Cerebral ischemia is the main cause of permanent adult disabilities worldwide. This study investigated the reparative effects and potential mechanisms of methylphenidate (MPH), a medication for the treatment of attention-deficit/hyperactivity disorder. In vitro oxygen-glucose deprivation/reperfusion (OGD/R) and in vivo cerebral ischemia-reperfusion models were established. Sprague-Dawley (SD) rats were randomly divided into four groups (n = 20): Sham, Model, and MPH (0.5 and 1 mg/kg). Rats in MPH groups were treated with 0.5 or 1 mg/kg MPH via intraperitoneal injection for 7 days. Rats in the Sham and Model groups were treated with PBS during the same period. Cell viability was measured using MTT assay. Apoptosis was detected by Annexin V/PI staining. Protein expression was detected by Western blot. The volume of cerebral infarction was detected by triphenyltetrazolium chloride (TTC) staining. The DNA damage in ischemic brain tissues was detected by terminal deoxynucleotidyl transferase dUTP nick end labeling (TUNEL) assay. MPH treatment significantly reduced OGD/R-induced cell damage, shown by the increased cell viability and decreased apoptotic rate. p-AMPK and p-ACC protein expression increased in the OGD/R model after MPH treatment.
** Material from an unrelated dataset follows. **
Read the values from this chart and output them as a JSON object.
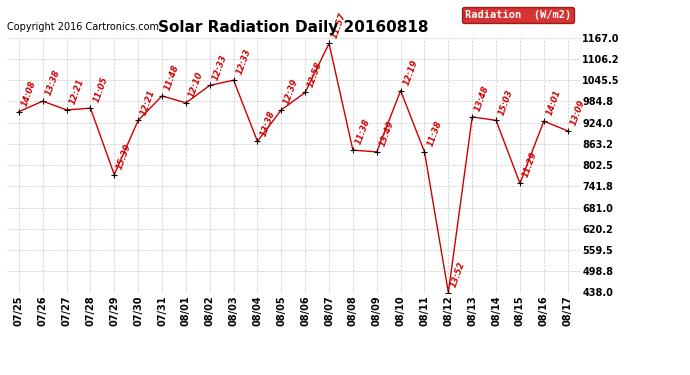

The addition of AMPK inhibitor largely abolished the neuroprotective effects of MPH, evidenced by the reduced cell viability, increased apoptotic rate, and decreased protein expression of p-AMPK as well as p-ACC. Moreover, MPH treatment significantly alleviated the cerebral ischemia-reperfusion injury and decreased apoptosis in brain tissues, which may be associated with the AMPK/ACC pathway. MPH exerted protective activities against oxidative stress in the OGD/R model and ameliorated brain damage of rats in the middle cerebral artery occlusion model, at least in part, through activating the AMPK pathway. These data demonstrated neuroprotective properties of MPH and highlighted it as a potential therapeutic agent against cerebral ischemia-reperfusion injury.